This is not a typical Chicago story.
In this story no one gets shot; no one cries; no one goes to jail.
No, this is a story about a city that is gentler than the chaotic image that emerged from CNN’s “Chicagoland.”
In 2006, Norine Williams came to me with a desperate plea. She and her husband had lost their jobs and their son’s tuition at De La Salle was way past due.
Although I could sympathize with Williams’ plight, it was really her personal problem. After all, lots of parents can’t afford to even think about sending a son to the prestigious Catholic high school.
But Williams wasn’t too proud to plead.
Her son, Vonzell Coleman Jr., had a 4.6 grade-point average and deserved the chance to attend a school where he didn’t have to worry about safety or gangs or nonsense, she said.
If she could just get her story out there, she knew the good-hearted would respond.
She was right.
After reading about Coleman, Sun-Times readers contributed enough money to pay the teen’s past-due tuition, and that helped him stay at De La Salle and to ultimately earn a college scholarship.
Over the years, Williams has kept me apprised of her son’s progress: “Vonzell traveled to Tanzania for a community-service project; Vonzell graduated from De La Salle with honors and earned a four-year scholarship.”
On Friday, I got another call from Williams. She was bursting with excitement.
“I just want your readers to know that Vonzell is graduating from the University of Wisconsin-Madison on May 17,” she told me.
Things also had improved for Williams.
She and her husband are working and were able to send Coleman money throughout his college years. In the interim, another son also graduated from college.
“I have two college graduates, and that has elevated our whole family. Because my sons have done what they were supposed to do, we can all do what we need to do as a family, and nobody is pulling anybody else down,” Williams said.
As for Coleman, he said the college experience was surreal.
“Going through high school, you are told that college is coming up and how fast it will go by, but you don’t internalize it until you get to this point,” he said.
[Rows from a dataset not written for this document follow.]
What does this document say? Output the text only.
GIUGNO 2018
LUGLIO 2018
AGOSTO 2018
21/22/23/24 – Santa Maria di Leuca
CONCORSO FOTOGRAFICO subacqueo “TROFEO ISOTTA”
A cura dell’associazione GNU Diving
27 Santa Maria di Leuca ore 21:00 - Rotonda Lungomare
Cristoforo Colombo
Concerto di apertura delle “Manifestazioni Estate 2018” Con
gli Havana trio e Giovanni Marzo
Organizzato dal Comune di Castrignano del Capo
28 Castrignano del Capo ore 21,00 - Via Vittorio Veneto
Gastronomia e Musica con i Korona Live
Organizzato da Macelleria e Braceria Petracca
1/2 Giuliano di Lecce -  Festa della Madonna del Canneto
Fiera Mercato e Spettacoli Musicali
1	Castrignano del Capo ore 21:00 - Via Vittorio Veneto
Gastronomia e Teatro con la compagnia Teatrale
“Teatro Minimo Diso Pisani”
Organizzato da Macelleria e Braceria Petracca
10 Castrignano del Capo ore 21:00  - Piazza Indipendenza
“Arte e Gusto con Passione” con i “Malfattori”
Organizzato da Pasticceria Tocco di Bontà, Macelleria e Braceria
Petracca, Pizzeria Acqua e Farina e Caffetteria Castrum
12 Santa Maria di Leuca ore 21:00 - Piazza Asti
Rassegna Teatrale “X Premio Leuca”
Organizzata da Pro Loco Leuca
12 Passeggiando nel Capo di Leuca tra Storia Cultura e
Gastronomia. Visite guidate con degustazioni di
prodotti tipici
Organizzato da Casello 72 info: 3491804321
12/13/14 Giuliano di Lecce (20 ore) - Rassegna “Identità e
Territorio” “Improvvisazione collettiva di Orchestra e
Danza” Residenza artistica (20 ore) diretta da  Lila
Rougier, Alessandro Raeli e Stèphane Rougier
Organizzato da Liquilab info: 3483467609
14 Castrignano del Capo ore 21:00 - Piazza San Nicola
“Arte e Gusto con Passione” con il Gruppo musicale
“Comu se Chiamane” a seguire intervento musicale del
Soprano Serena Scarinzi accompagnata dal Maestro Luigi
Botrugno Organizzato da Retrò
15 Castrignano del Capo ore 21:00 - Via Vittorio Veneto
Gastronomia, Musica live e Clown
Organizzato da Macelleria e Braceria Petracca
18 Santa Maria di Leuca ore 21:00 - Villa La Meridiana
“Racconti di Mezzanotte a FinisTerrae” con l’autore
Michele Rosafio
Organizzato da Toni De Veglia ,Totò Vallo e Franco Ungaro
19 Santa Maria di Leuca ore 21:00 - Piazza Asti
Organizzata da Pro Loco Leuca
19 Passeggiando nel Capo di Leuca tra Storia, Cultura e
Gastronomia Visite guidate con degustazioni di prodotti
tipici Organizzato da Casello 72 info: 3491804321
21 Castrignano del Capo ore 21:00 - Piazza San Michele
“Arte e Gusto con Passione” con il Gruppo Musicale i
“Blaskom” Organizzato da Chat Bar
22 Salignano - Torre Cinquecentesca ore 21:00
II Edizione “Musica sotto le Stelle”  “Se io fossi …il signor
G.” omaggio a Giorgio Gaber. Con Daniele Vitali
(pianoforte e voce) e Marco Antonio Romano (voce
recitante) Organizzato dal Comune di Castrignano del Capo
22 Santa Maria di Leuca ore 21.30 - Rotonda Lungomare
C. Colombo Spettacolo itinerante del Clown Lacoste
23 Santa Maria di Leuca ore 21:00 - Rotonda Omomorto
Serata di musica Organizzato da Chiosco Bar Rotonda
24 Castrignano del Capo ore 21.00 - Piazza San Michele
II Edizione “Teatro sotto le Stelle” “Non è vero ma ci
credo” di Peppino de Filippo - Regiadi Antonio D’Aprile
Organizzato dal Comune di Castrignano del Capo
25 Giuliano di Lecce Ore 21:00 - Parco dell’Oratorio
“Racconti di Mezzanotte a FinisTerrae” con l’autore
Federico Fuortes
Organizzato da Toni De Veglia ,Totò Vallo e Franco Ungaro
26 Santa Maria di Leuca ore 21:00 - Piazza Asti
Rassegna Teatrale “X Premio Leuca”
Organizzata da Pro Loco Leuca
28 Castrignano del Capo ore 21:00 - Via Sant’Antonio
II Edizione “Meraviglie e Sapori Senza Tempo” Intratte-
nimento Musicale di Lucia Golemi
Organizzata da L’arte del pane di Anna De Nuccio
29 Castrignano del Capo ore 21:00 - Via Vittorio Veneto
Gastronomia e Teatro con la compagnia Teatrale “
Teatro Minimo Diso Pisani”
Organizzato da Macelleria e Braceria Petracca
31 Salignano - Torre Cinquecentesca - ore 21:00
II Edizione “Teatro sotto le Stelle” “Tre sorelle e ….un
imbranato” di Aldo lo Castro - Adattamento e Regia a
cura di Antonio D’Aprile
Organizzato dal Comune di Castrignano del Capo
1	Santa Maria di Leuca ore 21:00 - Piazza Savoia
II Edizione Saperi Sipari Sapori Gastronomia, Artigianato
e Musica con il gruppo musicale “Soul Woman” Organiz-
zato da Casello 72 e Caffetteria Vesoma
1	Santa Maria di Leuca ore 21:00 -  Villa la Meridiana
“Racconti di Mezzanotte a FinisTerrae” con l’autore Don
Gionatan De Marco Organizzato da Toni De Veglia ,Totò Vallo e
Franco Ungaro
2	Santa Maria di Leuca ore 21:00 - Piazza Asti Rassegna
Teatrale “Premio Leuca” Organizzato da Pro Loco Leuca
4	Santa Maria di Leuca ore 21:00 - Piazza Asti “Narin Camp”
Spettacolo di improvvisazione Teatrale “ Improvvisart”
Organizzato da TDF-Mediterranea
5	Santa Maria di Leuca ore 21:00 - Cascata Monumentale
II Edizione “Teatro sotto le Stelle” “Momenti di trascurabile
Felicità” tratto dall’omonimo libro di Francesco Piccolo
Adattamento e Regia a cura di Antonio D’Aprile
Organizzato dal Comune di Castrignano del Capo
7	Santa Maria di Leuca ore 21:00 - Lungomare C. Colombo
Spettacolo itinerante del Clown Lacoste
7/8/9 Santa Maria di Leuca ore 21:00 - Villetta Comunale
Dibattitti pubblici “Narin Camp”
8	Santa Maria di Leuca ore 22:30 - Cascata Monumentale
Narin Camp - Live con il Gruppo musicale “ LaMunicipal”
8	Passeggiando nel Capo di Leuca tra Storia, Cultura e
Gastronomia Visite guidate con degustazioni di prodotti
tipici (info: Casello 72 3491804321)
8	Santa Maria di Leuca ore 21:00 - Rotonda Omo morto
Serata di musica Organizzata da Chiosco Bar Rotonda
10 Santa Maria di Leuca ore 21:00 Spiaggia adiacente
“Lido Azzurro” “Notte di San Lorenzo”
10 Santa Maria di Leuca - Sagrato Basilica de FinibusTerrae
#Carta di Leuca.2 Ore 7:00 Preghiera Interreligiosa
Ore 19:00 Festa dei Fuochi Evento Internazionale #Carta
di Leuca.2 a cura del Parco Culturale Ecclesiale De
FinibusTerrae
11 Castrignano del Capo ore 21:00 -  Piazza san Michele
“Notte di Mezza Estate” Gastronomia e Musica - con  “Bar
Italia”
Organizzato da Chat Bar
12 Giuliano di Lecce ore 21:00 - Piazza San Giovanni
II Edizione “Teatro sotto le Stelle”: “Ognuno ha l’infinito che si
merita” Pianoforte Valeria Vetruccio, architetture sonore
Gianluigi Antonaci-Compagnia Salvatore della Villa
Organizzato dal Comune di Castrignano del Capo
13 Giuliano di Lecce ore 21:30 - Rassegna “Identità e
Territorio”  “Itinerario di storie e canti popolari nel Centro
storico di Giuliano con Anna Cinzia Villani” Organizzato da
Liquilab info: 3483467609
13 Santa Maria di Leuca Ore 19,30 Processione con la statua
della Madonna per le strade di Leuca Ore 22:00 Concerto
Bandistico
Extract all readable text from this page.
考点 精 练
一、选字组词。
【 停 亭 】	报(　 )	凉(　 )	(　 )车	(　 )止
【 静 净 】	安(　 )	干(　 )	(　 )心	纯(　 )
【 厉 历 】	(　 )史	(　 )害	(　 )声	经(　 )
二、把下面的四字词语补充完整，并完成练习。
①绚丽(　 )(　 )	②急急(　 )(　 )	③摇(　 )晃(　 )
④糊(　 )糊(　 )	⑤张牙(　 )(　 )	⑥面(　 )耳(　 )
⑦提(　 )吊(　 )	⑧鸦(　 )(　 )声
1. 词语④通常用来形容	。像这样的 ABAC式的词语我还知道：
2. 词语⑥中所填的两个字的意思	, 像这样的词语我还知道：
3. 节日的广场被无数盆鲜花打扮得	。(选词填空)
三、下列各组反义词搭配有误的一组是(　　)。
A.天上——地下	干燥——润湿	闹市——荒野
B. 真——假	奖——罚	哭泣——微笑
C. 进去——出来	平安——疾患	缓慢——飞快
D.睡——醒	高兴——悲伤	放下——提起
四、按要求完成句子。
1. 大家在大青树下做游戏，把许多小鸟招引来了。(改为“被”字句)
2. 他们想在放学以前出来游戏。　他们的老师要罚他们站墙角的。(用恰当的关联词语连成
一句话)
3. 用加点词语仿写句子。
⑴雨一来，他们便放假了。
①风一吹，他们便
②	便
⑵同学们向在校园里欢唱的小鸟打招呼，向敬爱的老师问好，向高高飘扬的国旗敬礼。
“The support that I got in high school was amazing, and I definitely appreciated it. Those people who supported me, they can rest assured that their money and their contributions paid off well for me,” Coleman said.
Today, there are many crowdfunding websites where people can raise funds.
But just eight years ago, Williams didn’t know where the money could possibly come from to pay her past-due tuition bill.
She swallowed her pride and reached out to the city for help.
In doing so, Williams opened my eyes and showed me there are more caring Chicagoans than there are haters.
Since then, readers of this column have stepped up to help other college bound students.
Last year, you contributed $22,000 to help Jason Roberts attend the University of Pennsylvania.
In 2012, you also contributed more than $18,000 to help Byron Pickett pay tuition at Berklee College of Music in Boston.
The compassion readers showed these young men was an affirmation that there are enough people of goodwill in this city to solve our most difficult problems, including ending the violence.
After graduation, Coleman is hoping to come home and find a job as a financial consultant.
“I keep up with the news about Chicago on the Internet, and it is usually about shootings and failing schools,” he said.
“If I can serve as that star in the dark sky, that would be good.”